Mem1: +1
+1, the third full-length album by Los Angeles-based electro-acoustic outfit Mem1 (Mark Cetilia on electronics and Laura Cetilia on electronics and cello) , presents nine collaborations involving the duo and Jan Jelinek, Ido Govrin, AREA C, RS-232, Frank Bretschneider, Kadet Kuhne, Jen Boyd, Jeremy Drake, and Steve Roden. Regardless of the collaborator involved, what distinguishes Mem1's approach is its concentration on the textural mass. In others' hands, the cello might be exploited as a lead melodic voice, something to be separated out from its context; in the case of Mem1, Laura's cello functions as an element within the whole—an integral and prominent element, certainly, yet still one purposefully integrated to operate as part of the textural mass. Suggesting a parallel (as the accompanying press notes do) between Mem1's approach and the rhizome concept (as characterized in Deleuze & Guattari's A Thousand Plateaus) isn't misguided, as the group's sound is founded upon the idea of multi-linked tendrils and connecting threads.

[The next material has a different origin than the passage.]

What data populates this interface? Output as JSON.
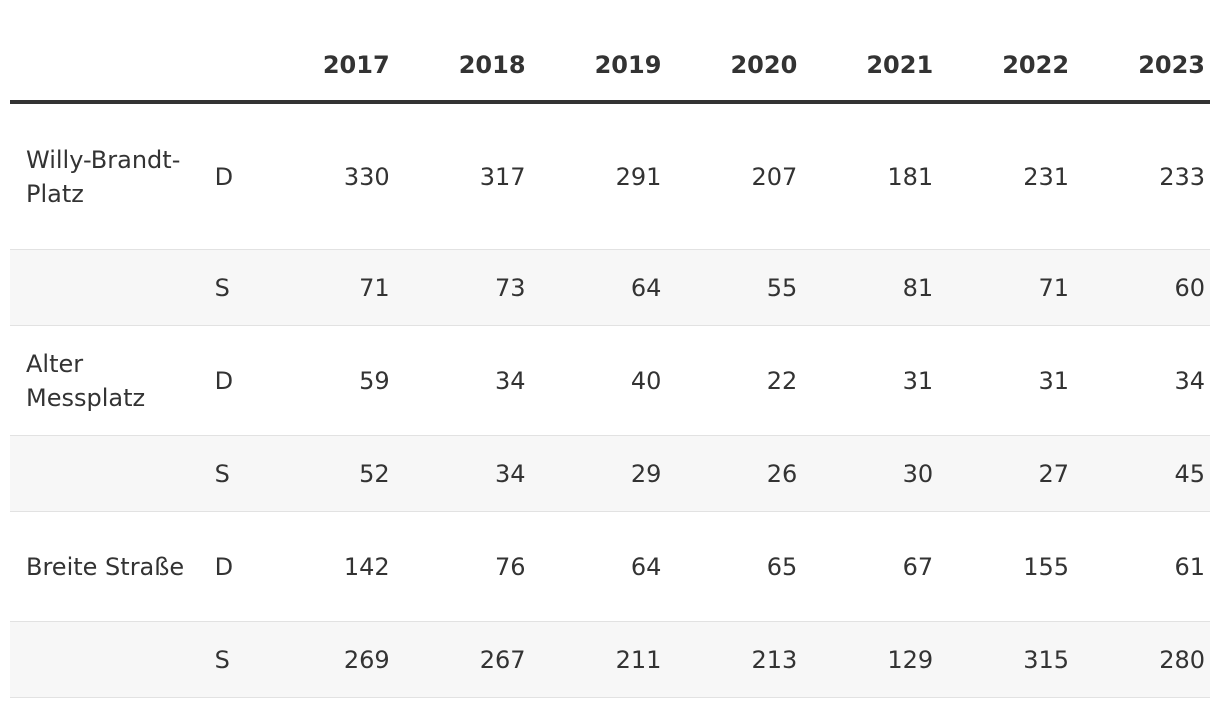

Organic and improvisation-based, the typical Mem1 piece unfolds patiently, mutating through various episodes in a way that disregards conventional notions of compositional structure and melody; bar-based rhythms also are rejected in favour of natural flow and meander. Jan Jelinek helps the duo generate a uniform, slow-motion textural mass of insect chirps, cello plucks, and vaporous textures, while, in the Ido Govrin setting, natural sounds such as crashing waves inhabit the periphery of a low-level and skeletal meditation largely devoted to layered of creaking and sawing sounds. Elsewhere, a pulsating percussive pattern lends Frank Bretschneider's piece a rhythmic thrust largely absent elsewhere, and Jeremy Drake's haunted industrial setting impresses as one of the album's most powerfully evocative pieces. Even with the contributions of the collaborators factored in, the bold chamber music pieces documented on +1 strongly retain the Mem1 imprint and end up sounding like variations on shared conceptual and production schemes.